U.S. Housing and Urban Development Secretary Alphonso Jackson announced yesterday that he will resign for personal reasons after Democratic lawmakers questioned him about allegations that he steered housing business to friends and called for him to step down.

"There are times when one must attend more diligently to personal and family matters," Jackson said in a letter telling President Bush that he will resign April 18. "Now is such a time for me."

Jackson's announcement led a number of Democrats to urge the president to swiftly replace him because of the worsening housing crisis.

Senate Banking Committee chairman Christopher Dodd, D-Conn., and Sen. Patty Murray, D-Wash., recently called for Jackson to step down after questions arose as to whether he was trying to steer housing business to friends and associates. Federal authorities reportedly have been investigating whether he has given housing contracts in New Orleans and the Virgin Islands to friends, and Philadelphia officials have charged that Jackson threatened to withdraw federal aid from the Philadelphia Housing Authority after its president would not give a $2 million project to a developer connected to Jackson.

Democrats yesterday praised Jackson's decision to resign.

"I welcome his decision," Dodd said yesterday during a conference call focused on the housing market. "I think it was the right move."

He called for Jackson's resignation after some "very serious allegations" were made against him.

Rep. Barney Frank, chairman of the House Financial Services Committee, said it is "essential" that the president name an acting secretary "who will have the full authority to work with us in making the decisions we need to deal with the housing finance crisis."

House Speaker Nancy Pelosi also urged Bush to rapidly appoint a replacement, but also took issue with the administration's response to the housing crisis, saying it should have been "more rapid and more comprehensive."

"I urge President Bush to work with the Senate and change his approach to this crisis by appointing a new HUD Secretary who will aggressively address urgent housing issues in America, including the foreclosure crisis," Pelosi said.

Holland & Knight LLP tax lawyer Anthony Freedman said yesterday that HUD deputy secretary Roy Bernardi would be an obvious replacement for Jackson until after the November elections.

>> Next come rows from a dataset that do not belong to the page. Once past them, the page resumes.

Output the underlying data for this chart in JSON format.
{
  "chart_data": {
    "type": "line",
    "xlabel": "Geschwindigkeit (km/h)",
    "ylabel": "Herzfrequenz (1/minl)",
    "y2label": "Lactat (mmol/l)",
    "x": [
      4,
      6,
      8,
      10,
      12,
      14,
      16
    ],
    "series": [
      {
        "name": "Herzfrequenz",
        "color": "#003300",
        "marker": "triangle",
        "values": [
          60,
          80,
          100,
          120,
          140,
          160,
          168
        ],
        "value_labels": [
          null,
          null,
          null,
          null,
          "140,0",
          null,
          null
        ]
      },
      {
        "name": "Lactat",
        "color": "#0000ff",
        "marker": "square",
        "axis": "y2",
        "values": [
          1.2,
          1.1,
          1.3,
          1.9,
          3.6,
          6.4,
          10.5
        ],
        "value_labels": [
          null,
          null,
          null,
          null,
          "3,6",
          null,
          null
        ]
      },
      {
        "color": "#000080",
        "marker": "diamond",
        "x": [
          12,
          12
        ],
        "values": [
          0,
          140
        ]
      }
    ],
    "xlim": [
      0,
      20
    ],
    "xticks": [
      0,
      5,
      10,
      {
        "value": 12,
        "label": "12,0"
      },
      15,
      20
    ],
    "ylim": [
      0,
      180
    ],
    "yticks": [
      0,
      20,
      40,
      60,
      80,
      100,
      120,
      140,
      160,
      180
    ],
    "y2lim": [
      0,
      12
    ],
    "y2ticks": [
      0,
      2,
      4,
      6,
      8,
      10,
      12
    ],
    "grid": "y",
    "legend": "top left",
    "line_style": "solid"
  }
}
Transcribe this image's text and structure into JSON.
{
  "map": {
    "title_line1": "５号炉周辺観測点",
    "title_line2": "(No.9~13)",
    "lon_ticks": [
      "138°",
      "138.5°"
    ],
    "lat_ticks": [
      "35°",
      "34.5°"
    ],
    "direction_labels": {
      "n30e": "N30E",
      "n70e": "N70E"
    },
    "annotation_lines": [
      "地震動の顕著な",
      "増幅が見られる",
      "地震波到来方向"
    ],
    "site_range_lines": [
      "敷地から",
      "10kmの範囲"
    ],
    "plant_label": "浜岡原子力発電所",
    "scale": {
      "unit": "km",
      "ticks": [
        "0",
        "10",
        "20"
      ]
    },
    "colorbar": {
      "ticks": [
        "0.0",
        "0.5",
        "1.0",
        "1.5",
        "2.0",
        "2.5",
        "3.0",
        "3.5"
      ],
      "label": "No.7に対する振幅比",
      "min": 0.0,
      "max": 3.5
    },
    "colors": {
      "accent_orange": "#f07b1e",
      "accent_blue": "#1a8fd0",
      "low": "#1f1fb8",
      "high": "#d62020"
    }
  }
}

"It's hard to imagine somebody giving up a real job, to come into HUD to run it for eight, nine, 10 months," Freedman said. "I think certainly the secretary's situation had become a distraction. I think HUD is probably better off without that distraction."

Freedman said also that there is "important substantive work being done" in both the Senate and House committees and that a HUD secretary who can work "effectively, particularly with chairman Frank and chairman Dodd could make a significant contribution."